Poi, purtroppo, c’è anche la mafia. La criminalità organizzata di tipo mafioso è la prima azienda del Belpaese. Possiamo pensare ragionevolmente che non costituisca anch’essa un “gruppo di pressione”? Come scriveva Luciano Violante già nel 1994, l’obiettivo delle mafie moderne è la conquista del massimo potere economico, perché il potere economico è diventato il segno del potere tout court ed il mezzo attraverso il quale si può conquistare ogni altro potere, avendo la spregiudicatezza necessaria. Pensiamo all’inchiesta che ha coinvolto due anni fa un ex senatore. Il quotidiano la Repubblica titolava con enfasi: “La ‘ndrangheta in Parlamento”. Eppure non c’era nulla di nuovo. Basta leggere il codice penale per capire che la mafia è in grado di confezionare consenso elettorale per politici disonesti. L’ingresso in Parlamento di uomini selezionati dalla criminalità mafiosa non è roba da romanzi. Come si può pensare che la mafia non abbia anche un potere politico? Perché stupirsi se un importante politico avverte gli amici mafiosi delle indagini in corso? E immaginate come sarebbe bello scoprire quali sono le leggi “ad mafiam” approvate nella storia della nostra gloriosa democrazia? Certo, perché i mafiosi non regalano nulla a nessuno. Se ti portano in Parlamento, poi pretendono sempre in cambio qualche piccolo favore.
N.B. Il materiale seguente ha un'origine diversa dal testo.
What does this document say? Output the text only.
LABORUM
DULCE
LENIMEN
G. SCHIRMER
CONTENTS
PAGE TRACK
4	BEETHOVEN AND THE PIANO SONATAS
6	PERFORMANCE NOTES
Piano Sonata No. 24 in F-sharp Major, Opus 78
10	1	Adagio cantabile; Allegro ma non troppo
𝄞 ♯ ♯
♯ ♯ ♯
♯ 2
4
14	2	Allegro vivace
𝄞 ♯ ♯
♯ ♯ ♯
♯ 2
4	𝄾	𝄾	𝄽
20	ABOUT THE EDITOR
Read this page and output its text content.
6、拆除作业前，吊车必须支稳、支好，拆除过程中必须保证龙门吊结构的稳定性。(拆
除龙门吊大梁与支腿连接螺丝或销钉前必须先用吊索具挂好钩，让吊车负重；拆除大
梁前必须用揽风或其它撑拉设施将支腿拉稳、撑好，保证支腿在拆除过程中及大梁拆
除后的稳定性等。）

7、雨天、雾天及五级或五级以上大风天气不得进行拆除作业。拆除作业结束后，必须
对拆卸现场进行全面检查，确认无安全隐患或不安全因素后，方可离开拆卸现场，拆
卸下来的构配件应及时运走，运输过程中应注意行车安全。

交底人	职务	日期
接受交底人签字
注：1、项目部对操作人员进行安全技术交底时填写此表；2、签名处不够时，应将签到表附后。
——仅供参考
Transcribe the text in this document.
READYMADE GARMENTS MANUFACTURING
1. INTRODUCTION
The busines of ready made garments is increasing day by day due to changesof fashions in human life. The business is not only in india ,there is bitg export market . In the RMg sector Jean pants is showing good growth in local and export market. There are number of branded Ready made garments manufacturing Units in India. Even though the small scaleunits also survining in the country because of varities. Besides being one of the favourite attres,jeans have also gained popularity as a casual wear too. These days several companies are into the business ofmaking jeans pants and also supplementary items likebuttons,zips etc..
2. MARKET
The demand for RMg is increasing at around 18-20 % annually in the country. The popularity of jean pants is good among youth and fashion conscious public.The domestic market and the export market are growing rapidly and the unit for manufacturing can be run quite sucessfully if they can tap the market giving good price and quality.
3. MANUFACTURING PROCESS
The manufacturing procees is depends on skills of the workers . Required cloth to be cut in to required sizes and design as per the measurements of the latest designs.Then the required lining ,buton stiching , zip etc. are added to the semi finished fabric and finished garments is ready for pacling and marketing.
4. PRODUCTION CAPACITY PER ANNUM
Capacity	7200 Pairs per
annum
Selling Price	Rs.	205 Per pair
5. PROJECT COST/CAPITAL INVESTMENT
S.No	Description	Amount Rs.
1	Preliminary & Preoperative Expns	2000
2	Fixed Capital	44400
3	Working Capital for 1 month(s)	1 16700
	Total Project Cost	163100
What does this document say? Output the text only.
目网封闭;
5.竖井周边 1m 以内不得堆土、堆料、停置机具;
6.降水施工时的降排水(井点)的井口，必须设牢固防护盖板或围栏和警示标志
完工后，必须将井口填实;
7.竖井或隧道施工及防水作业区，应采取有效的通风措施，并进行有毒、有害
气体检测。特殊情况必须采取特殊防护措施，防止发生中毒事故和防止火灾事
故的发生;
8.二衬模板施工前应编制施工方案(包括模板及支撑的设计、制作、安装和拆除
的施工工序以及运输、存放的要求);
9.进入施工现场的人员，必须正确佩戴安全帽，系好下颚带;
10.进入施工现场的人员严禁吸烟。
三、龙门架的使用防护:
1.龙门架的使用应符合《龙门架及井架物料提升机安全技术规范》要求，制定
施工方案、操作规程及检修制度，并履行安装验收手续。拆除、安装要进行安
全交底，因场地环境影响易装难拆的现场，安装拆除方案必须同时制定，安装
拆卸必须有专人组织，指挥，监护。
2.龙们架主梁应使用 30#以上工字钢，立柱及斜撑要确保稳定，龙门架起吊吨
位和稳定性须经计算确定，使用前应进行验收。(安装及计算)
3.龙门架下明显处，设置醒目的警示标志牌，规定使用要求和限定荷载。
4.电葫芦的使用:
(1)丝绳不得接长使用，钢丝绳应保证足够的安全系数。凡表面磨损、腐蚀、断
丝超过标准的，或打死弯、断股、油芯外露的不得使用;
A dire il vero, quello dei sottobraccisti non è un problema solo italiano. In tutto il mondo, anche nelle democrazie più avanzate, gli interessi dei potenti influenzano in qualche misura la formazione delle leggi. Le spese elettorali sono spropositate e qualcuno dovrà pure pagarle, lo stesso qualcuno che verrà guarda caso favorito da qualche leggina confezionata su misura. Tuttavia, il nostro Paese si distingue per la presenza inquietante delle associazioni mafiose e forse anche per la completa assenza di remore alla cura d’interessi particolari.